Eine Dampfmaschine ist eine Wärmekraftmaschine, die Wärmeenergie teilweise in mechanische Arbeit umwandelt. Die heute industriell verbreitete Bauform ist die Dampfturbine. Unter einer „Dampfmaschine“ wird aber im Deutschen vor allem die Kolbendampfmaschine, eine dampfgetriebene Kolbenmaschine, verstanden, um die es in diesem Artikel geht. Die Dampfmaschine war die erste Kraftmaschine, die mit fossilen Brennstoffen in Form von Steinkohle betrieben wurde.

Inhaltsverzeichnis

Wirkungsweise einer Kolbendampfmaschine

Die Kolbendampfmaschine setzt thermodynamische Energie (Dampfdruck) aus Dampferzeugern in mechanische Rotationsenergie um. Dabei bewegt sich ein Kolben in dem zugehörigen Zylinder hin und her, er führt eine oszillierende Bewegung aus. Benötigt wird für die mechanische Nutzenergie jedoch zumeist eine Rotationsbewegung.

Die Hin-Bewegung des Kolbens wird mit Druck des Dampfes als Arbeitstakt ausgeführt. Die Rückbewegung wird bei einseitig beaufschlagtem Kolben aus gespeicherter Rotations-Schwungenergie ausgeführt. Bei zweiseitig beaufschlagten Kolben hingegen wird die Rückbewegung des Kolbens ebenfalls als Arbeitstakt verrichtet, per Dampfdruck-Ansteuerung nunmehr auf die Unterseite des Kolbens.

Die Dampfzufuhr in den Zylinder steuert ein Schieber. Der Kolben wird mit dem Druck erst nach unten bzw. in Richtung der Kurbelwelle verschoben. Die Linearbewegung des Kolbens wird mittels Kreuzkopf und Pleuel als Koppelglied am Kurbelzapfen der Kurbelwelle in eine Rotationsbewegung umgesetzt. Das Pleuel schiebt anschließend (im einseitigen Betrieb) mit der im Schwungrad und in der Kurbelwelle gespeicherten Rotationsenergie den Kolben wieder aus der unteren Lage linear zurück in seine obere Ausgangsposition.
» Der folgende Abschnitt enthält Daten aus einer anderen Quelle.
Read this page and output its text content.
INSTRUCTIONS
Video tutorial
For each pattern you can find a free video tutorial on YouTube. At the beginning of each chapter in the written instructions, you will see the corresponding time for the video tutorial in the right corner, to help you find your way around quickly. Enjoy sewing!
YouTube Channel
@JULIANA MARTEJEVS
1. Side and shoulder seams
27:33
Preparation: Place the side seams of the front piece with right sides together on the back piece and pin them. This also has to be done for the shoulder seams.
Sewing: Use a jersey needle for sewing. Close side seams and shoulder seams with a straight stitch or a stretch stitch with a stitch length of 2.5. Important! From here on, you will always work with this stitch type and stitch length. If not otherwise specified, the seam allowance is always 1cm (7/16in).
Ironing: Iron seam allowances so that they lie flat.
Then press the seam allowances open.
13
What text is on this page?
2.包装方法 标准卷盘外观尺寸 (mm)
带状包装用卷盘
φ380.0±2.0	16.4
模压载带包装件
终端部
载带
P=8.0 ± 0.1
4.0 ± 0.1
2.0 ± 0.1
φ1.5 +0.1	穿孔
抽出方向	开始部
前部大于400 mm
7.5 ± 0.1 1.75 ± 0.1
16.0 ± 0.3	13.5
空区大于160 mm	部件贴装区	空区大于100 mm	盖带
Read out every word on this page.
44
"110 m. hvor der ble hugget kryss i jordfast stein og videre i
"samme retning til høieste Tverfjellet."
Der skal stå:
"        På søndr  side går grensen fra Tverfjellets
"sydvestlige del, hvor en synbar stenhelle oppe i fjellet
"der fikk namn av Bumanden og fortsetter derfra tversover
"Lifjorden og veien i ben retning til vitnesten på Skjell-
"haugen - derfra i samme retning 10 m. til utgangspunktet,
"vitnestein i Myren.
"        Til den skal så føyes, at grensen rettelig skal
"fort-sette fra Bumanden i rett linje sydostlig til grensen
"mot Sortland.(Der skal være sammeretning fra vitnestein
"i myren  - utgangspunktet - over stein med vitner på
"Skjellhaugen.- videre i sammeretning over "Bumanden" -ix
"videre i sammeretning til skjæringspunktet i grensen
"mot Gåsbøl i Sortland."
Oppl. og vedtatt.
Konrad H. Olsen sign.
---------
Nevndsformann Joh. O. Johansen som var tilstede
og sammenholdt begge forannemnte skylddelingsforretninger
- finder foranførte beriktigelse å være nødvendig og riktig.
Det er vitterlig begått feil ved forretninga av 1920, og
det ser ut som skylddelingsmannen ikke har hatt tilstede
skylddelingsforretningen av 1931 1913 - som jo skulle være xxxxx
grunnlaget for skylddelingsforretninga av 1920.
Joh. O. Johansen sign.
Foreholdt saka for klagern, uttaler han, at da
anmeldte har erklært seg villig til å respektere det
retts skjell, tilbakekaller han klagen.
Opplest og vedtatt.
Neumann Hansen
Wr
Das Arbeitsverfahren einer Dampfmaschine ist somit in zwei Takte gegliedert und ist daher ein Zweitaktverfahren.

Atmosphärische Dampfmaschine

In einer atmosphärischen Dampfmaschine wird der Zylinderraum unter dem Kolben mit Wasserdampf gefüllt. Im nächsten Arbeitstakt wird Wasser in den Zylinder eingedüst, so dass der Wasserdampf abkühlt und dabei kondensiert. Es wird ein Vakuum erzeugt, so dass der Kolben durch den äußeren Atmosphärendruck in den Zylinder gedrückt wird. Die ausfahrende Bewegung des Kolbens erfolgt bei geöffnetem Dampfventil und durch eine Schwungmasse, die an einem Hebelarm, dem sogenannten Balancier, angebracht ist.

Der bekannteste Vertreter dieser Bauart war die atmosphärische Dampfmaschine von Thomas Newcomen ab 1712 (s. u.). Die Dampfmaschine wurde vorwiegend für die Wasserhaltung in Kohlenzechen eingesetzt. Der exergetische Wirkungsgrad dieser Maschine lag unter 1 %.

Niederdruckdampfmaschine

Bei der Niederdruckdampfmaschine wird der Dampf mit einem leichten Überdruck von einigen 100 mbar aufgegeben. Im Gegensatz zur Newcomen-Dampfmaschine wird nicht nur bei der Kondensation sondern auch bei der Dampfaufgabe Arbeit geleistet. Dieses führt zur Steigerung der Leistungsfähigkeit und war Ausgangspunkt für die Weiterentwicklung der Dampfmaschine zu höheren Dampfdrücken. Die bekanntesten Vertreter dieser Bauart waren die Dampfmaschinen von James Watt ab etwa 1769 (s. u.).

Hochdruckdampfmaschine

Bei Hochdruckdampfmaschinen wird der Dampf weit über 100 °C erwärmt, so dass sich ein höherer Druck aufbaut. Auf eine Abkühlung des aus dem Zylinder austretenden Wasserdampfes kann verzichtet werden (Auspuffbetrieb). Der Kondensator kann also wegfallen, was diesen Maschinentyp in Verbindung mit der höheren Energiedichte des unter Druck stehenden Dampfes erheblich leichter macht und damit den Einsatz von Dampfmaschinen in Dampflokomotiven erst ermöglichte. Vertreter dieser Bauart sind praktisch alle Kolben-Dampfmaschinen in Fahrzeugen seit Richard Trevithick ab etwa 1802 (s. u.).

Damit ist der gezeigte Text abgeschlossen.